La académica cubana Alina Bárbara López Hernández criticó el reciente indulto de 2,010 reclusos anunciado por el gobierno de Cuba, al considerar que la medida excluye a presos políticos y responde a intereses estratégicos más que humanitarios.
La académica cubana Alina Bárbara López Hernández publicó un análisis crítico sobre el indulto de 2,010 personas anunciado por el gobierno cubano, señalando que la medida no incluye a la mayoría de los presos políticos del país. Según la investigadora, el anuncio busca “contrarrestar la campaña por la amnistía” impulsada por sectores de la sociedad civil.
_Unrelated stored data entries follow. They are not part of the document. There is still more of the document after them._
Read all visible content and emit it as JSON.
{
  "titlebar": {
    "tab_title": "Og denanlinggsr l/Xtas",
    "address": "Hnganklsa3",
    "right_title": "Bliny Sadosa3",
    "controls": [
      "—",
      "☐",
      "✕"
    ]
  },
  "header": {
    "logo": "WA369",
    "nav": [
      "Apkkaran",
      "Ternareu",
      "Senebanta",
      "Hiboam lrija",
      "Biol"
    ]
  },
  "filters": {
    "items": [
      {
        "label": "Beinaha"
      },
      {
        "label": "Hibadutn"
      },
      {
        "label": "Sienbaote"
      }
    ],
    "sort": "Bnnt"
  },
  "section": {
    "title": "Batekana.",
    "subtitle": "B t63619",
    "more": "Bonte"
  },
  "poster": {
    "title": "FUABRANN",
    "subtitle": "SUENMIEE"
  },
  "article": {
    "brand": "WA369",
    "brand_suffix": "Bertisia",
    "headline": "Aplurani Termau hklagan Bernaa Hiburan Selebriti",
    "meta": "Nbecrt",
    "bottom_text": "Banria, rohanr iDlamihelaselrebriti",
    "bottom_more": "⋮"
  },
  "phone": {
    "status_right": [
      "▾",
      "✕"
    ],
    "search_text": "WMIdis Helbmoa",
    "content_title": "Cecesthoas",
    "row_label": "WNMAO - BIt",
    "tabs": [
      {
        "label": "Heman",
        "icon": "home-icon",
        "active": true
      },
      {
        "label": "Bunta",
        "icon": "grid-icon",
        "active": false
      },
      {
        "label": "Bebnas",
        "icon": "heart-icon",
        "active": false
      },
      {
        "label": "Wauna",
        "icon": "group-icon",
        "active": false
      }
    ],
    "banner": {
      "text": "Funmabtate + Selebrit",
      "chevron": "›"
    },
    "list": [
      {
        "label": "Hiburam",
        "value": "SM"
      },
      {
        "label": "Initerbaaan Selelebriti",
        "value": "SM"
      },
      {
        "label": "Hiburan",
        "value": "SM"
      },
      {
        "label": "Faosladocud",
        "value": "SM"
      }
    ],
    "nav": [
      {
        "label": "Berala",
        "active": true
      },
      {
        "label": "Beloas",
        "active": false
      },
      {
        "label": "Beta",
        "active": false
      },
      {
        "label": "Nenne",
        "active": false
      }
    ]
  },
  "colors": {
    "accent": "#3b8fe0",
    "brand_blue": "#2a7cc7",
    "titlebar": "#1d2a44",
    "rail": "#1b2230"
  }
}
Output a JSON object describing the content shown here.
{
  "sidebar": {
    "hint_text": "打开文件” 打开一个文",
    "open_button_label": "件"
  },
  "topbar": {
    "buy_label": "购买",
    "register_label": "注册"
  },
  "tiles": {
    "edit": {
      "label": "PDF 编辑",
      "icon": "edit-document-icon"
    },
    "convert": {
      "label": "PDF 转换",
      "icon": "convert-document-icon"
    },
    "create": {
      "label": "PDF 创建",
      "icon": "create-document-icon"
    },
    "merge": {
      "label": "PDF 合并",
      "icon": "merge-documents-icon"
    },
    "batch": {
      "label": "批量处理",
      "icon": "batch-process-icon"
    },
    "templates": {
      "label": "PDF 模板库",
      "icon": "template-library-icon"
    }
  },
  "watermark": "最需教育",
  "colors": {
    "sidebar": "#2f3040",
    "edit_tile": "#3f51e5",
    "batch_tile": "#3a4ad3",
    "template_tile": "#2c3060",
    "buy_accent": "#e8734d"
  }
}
El indulto fue presentado por las autoridades como un “gesto humanitario y soberano” en el contexto de la Semana Santa. Sin embargo, la disposición excluye explícitamente a quienes fueron condenados por “delitos contra la autoridad”, una categoría que incluye cargos como sedición, desacato, desobediencia y desórdenes públicos, utilizados frecuentemente contra opositores.
“La nota oficial descarta entre los indultados a los ‘delitos contra la autoridad’, y esos son la mayor parte de los tenidos por delitos políticos”, afirmó López Hernández en su publicación, subrayando que la medida deja fuera a quienes han sido procesados por motivos políticos.
La académica también llamó a interpretar con cautela la magnitud del anuncio. Aunque el número de beneficiados es elevado, recordó que la población penitenciaria en Cuba ronda los 90,000 reclusos, lo que sitúa al país entre los de mayor tasa de encarcelamiento per cápita. “Visto así, hay que moderar el entusiasmo”, expresó.
En su análisis, López Hernández apuntó además a factores económicos detrás del indulto. Señaló que mantener una población penal tan elevada resulta costoso para un Estado en crisis. “Una población penal tan enorme es demasiado costosa para un estado en bancarrota”, escribió, aludiendo también a recientes protestas en centros penitenciarios motivadas por condiciones de vida precarias.
La profesora advirtió sobre posibles implicaciones futuras de la medida. A su juicio, el gobierno podría estar liberando espacio en las cárceles ante un eventual aumento de detenciones. “Pueden estar preparando nuevos cupos en las prisiones para recibir otra entrada masiva de presos políticos”, indicó.
Asimismo, interpretó el indulto como un gesto con implicaciones internacionales. “Es evidente el guiño al Vaticano, al mundo y a la mesa de conversaciones con Estados Unidos”, señaló, sugiriendo que los presos son utilizados como elemento de negociación política.
López Hernández concluyó que la situación responde a un problema estructural. “Un régimen basado en la exclusión política es una fábrica constante de nuevos presos políticos”, afirmó, insistiendo en que sin cambios profundos, el fenómeno persistirá.